Water agencies supplying San Diego, Los Angeles, Las Vegas, Phoenix and Tucson are studying whether to build a desalination plant to turn seawater into drinking water at this power plant north of Rosarito beach. Photo retrieved from: www.voiceofsandiego.org
“Just before the toll road stretching south from Tijuana enters Rosarito Beach, it veers inland, away from beautiful blue-water views, swinging wide around an industrial power plant complex, all filled with metal smokestacks and white fuel tanks, a major source of Baja California’s electricity.
There, water suppliers from across the Southwest are studying what would be the first project of its kind: tapping Mexico’s ocean as a source of the United States’ drinking water.
Together with the Mexican government, the agencies supplying San Diego, Los Angeles, Las Vegas, Phoenix and Tucson are studying whether to build a seawater desalination plant in Mexico capable of producing 50 million gallons of water daily, enough to supply 112,000 homes, as a way of reinforcing water reliability in both countries. Water would either be pumped to the United States or swapped for the rights to some of Mexico’s share of the Colorado River.

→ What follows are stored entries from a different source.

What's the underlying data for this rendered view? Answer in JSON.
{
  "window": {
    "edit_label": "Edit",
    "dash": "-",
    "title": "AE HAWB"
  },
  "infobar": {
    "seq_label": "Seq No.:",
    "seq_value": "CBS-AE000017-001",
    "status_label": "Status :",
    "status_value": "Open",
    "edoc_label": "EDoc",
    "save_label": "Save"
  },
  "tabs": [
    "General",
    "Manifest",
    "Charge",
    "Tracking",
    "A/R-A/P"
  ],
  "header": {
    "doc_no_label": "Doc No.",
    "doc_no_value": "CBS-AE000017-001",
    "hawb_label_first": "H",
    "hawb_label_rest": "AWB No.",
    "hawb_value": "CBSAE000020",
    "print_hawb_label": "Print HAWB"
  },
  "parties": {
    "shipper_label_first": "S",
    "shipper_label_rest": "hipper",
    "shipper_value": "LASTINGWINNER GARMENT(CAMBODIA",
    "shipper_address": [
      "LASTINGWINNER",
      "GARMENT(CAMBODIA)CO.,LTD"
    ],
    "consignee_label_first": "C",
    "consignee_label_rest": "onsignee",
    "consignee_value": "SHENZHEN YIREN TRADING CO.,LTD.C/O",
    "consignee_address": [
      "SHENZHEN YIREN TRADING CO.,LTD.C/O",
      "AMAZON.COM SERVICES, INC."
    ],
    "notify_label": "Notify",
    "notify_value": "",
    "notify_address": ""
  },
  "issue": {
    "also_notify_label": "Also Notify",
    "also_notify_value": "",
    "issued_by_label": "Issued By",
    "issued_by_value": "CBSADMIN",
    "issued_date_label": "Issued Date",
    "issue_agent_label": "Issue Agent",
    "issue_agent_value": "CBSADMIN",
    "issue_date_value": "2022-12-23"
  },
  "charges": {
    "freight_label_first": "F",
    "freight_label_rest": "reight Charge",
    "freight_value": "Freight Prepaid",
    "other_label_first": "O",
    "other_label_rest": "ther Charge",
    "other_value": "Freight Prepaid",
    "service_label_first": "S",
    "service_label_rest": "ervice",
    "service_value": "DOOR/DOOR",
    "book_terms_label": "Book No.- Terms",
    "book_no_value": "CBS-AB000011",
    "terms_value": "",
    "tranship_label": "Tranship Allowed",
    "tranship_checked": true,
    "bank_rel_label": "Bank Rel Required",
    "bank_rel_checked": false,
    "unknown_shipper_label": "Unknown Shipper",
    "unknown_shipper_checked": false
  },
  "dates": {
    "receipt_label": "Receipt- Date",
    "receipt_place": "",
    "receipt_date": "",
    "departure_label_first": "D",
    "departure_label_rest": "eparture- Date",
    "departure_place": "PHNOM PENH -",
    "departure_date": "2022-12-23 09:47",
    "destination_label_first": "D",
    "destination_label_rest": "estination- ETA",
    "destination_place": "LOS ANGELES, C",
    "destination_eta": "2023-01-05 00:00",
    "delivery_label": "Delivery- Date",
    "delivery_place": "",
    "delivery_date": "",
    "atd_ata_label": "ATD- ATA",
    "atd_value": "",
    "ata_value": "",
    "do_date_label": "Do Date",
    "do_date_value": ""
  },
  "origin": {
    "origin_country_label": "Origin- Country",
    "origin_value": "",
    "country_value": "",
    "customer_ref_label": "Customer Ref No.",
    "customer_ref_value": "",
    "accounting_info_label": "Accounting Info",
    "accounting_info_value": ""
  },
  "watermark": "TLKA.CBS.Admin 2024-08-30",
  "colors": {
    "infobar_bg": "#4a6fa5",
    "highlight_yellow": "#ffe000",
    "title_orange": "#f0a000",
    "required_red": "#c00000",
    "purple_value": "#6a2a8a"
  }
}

The two countries already share the Colorado, the lifeblood of not only the American Southwest but Mexicali, Tecate and Tijuana, too. But the mighty river no longer looks so dependable. Lake Mead, the vital Colorado River reservoir held back by the Hoover Dam outside Las Vegas, recently dropped to its lowest point since being filled in the late 1930s, sapped by drought and growing demand.”